For some reason I am reminded of that unfortunate French play where the doctor rushes in after delivering a baby and shouts, "It's a boy! And his name is . . . his name is . . . VICTOR HUGO."

There are many fine things about this show, painstaking sets either elegant with the glow of candlelit silver and crystal or noisome as only a tenement can be (though it does seem an unusually airy tenement to me), and several first-rate set-pieces: a wake, a bare knuckles prizefight, a saloon opening and so on.

The trouble is, I was never moved. Now and then the actors broke through their respect for the show itself to achieve passion but, in the first session at least, there hadn't been time to build the solid emotional identification that can tear up a viewer.

Last week I saw another two-hour documentary-style drama, also on PBS, Robert Young's "Alambrists!" about a young Mexican illegal immigrant. It was episodic. It was confusingly cut and sometimes baffling. Yet that Mexican kid got to me as none of these people ever did.

I think the reason is that when television wants to cover a lot of ground fast, as it evidently feels it must for these grandiose spinoffs from "The Forsyte Saga," it falls back on shorthand devices. Some of these are as old as the Silents; some are TV soap opera conventions.

Shortly after he comes on, the rollicking patriarch Patrick Rafferty (the brilliant and unappreciated Milo O'Shea) coughs a certain dry cough. That is the Death Cough. He might as well have a skull and crossbones painted on his forehead. So when, after a whole series of such signals, he does die, we are mainly relieved.

Furthermore, he doesn't get much time to rollick. Only O'Shea's skill provides us with some suggestion of the man's character beyond the script.

Signals. You want to say these folks are Irish, all right, you give them all brogues (O'Shea's burred accuracy makes most of the others sound amateurish). And you have someone do a clog dance in a saloon. But do you really have to make the guys smoke clay pipes, too? And must they be hod carriers? And can't we have just once an Irish drunk who doesn't rollick?

Signals. Every time we enter a rich house (or bank) a clock chimes somewhere in the refined hush. Every time a new scene starts, a horse and carriage clops past the camera. It's 1380, remember? Oh, yes. Right.

Certainly they're afraid we won't understand a thing unless it is beaten into the ground with explanations and demonstrations. Some men at the wake are roaring and singing and waving bottles. "They're drunk," a girl explains.

Lovers-to-be exchange glances. That's how you know they are lovers-to-be. Widows look sad. Rivalrous brothers scowl. Venal bankers squint. Rebellious sons sneer. Disgusted barmaids look disgusted. It's about as complex as Dick and Jane.

Perfunctory is the word. Even when the loves joyously kiss in the summer rain, I couldn't care less. It's like the old gag about the people who had heard the same jokes so often that they numbered them and would laugh when someone simply called out the number.

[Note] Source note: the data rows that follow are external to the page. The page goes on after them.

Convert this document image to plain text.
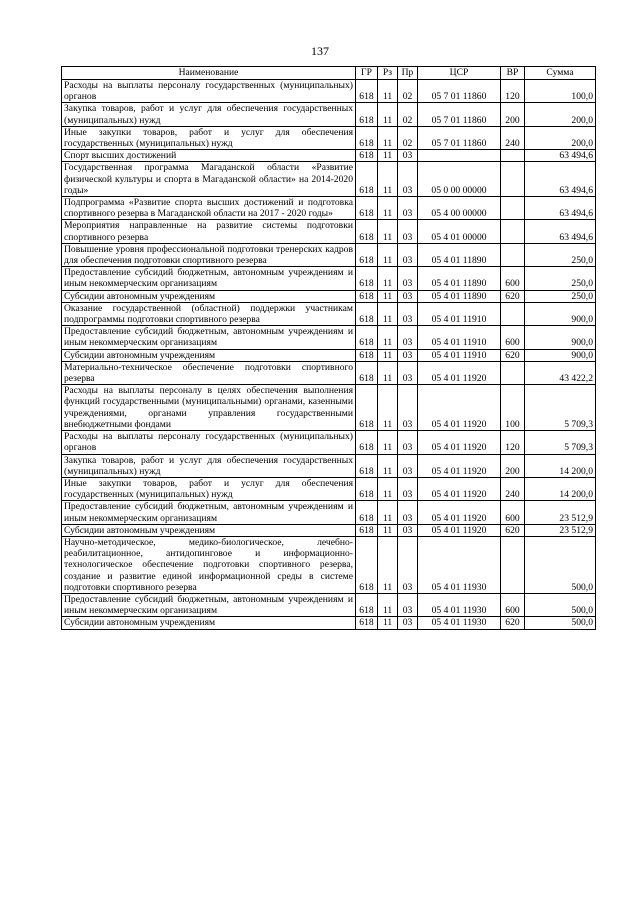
137
Наименование	ГР	Рз	Пр	ЦСР	ВР	Сумма
Расходы на выплаты персоналу государственных (муниципальных) органов	618	11	02	05 7 01 11860	120	100,0
Закупка товаров, работ и услуг для обеспечения государственных (муниципальных) нужд	618	11	02	05 7 01 11860	200	200,0
Иные закупки товаров, работ и услуг для обеспечения государственных (муниципальных) нужд	618	11	02	05 7 01 11860	240	200,0
Спорт высших достижений	618	11	03			63 494,6
Государственная программа Магаданской области «Развитие физической культуры и спорта в Магаданской области» на 2014-2020 годы»	618	11	03	05 0 00 00000		63 494,6
Подпрограмма «Развитие спорта высших достижений и подготовка спортивного резерва в Магаданской области на 2017 - 2020 годы»	618	11	03	05 4 00 00000		63 494,6
Мероприятия направленные на развитие системы подготовки спортивного резерва	618	11	03	05 4 01 00000		63 494,6
Повышение уровня профессиональной подготовки тренерских кадров для обеспечения подготовки спортивного резерва	618	11	03	05 4 01 11890		250,0
Предоставление субсидий бюджетным, автономным учреждениям и иным некоммерческим организациям	618	11	03	05 4 01 11890	600	250,0
Субсидии автономным учреждениям	618	11	03	05 4 01 11890	620	250,0
Оказание государственной (областной) поддержки участникам подпрограммы подготовки спортивного резерва	618	11	03	05 4 01 11910		900,0
Предоставление субсидий бюджетным, автономным учреждениям и иным некоммерческим организациям	618	11	03	05 4 01 11910	600	900,0
Субсидии автономным учреждениям	618	11	03	05 4 01 11910	620	900,0
Материально-техническое обеспечение подготовки спортивного резерва	618	11	03	05 4 01 11920		43 422,2
Расходы на выплаты персоналу в целях обеспечения выполнения функций государственными (муниципальными) органами, казенными учреждениями, органами управления государственными внебюджетными фондами	618	11	03	05 4 01 11920	100	5 709,3
Расходы на выплаты персоналу государственных (муниципальных) органов	618	11	03	05 4 01 11920	120	5 709,3
Закупка товаров, работ и услуг для обеспечения государственных (муниципальных) нужд	618	11	03	05 4 01 11920	200	14 200,0
Иные закупки товаров, работ и услуг для обеспечения государственных (муниципальных) нужд	618	11	03	05 4 01 11920	240	14 200,0
Предоставление субсидий бюджетным, автономным учреждениям и иным некоммерческим организациям	618	11	03	05 4 01 11920	600	23 512,9
Субсидии автономным учреждениям	618	11	03	05 4 01 11920	620	23 512,9
Научно-методическое, медико-биологическое, лечебно-реабилитационное, антидопинговое и информационно-технологическое обеспечение подготовки спортивного резерва, создание и развитие единой информационной среды в системе подготовки спортивного резерва	618	11	03	05 4 01 11930		500,0
Предоставление субсидий бюджетным, автономным учреждениям и иным некоммерческим организациям	618	11	03	05 4 01 11930	600	500,0
Субсидии автономным учреждениям	618	11	03	05 4 01 11930	620	500,0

I keep remembering a scene in "Alambrista," where a counter girl studies the face of the forlorn youth she has brought home from the cafe to shelter him for the night, and she is not really deciding to go to bed with him, not yet, but she is considering. She is also slightly afraid. And anxious about her kid brother in the next room. And wondering what she might be turning into.

It was real. That whole movie glowed with authentic human feeling. Time and again I found myself wondering how many of these people were nonactors.

In "The Best of Families" everyone acts. All the time.

It is one thing to try to show what happens to someone, how life changes him, how he affects a world he has stumbled into. It is something else to feed our preconceptions, to tap us for emotional kneejerks, to reduce life to a series of familiar illustrations through which move simplified characters exhibiting expectable reactions if not feelings, speaking in reassuring cliches. (Surely the word "credibility" wasn't in vogue then?)

I frequently hear these ponderous panoramic series defended on the basis that they are so much better than the usual TV pap, that they are a noble attempt to rise above the daytime soaps, that they are the best we can expect from television.

I might believe it if I hadn't seen "Alambrista."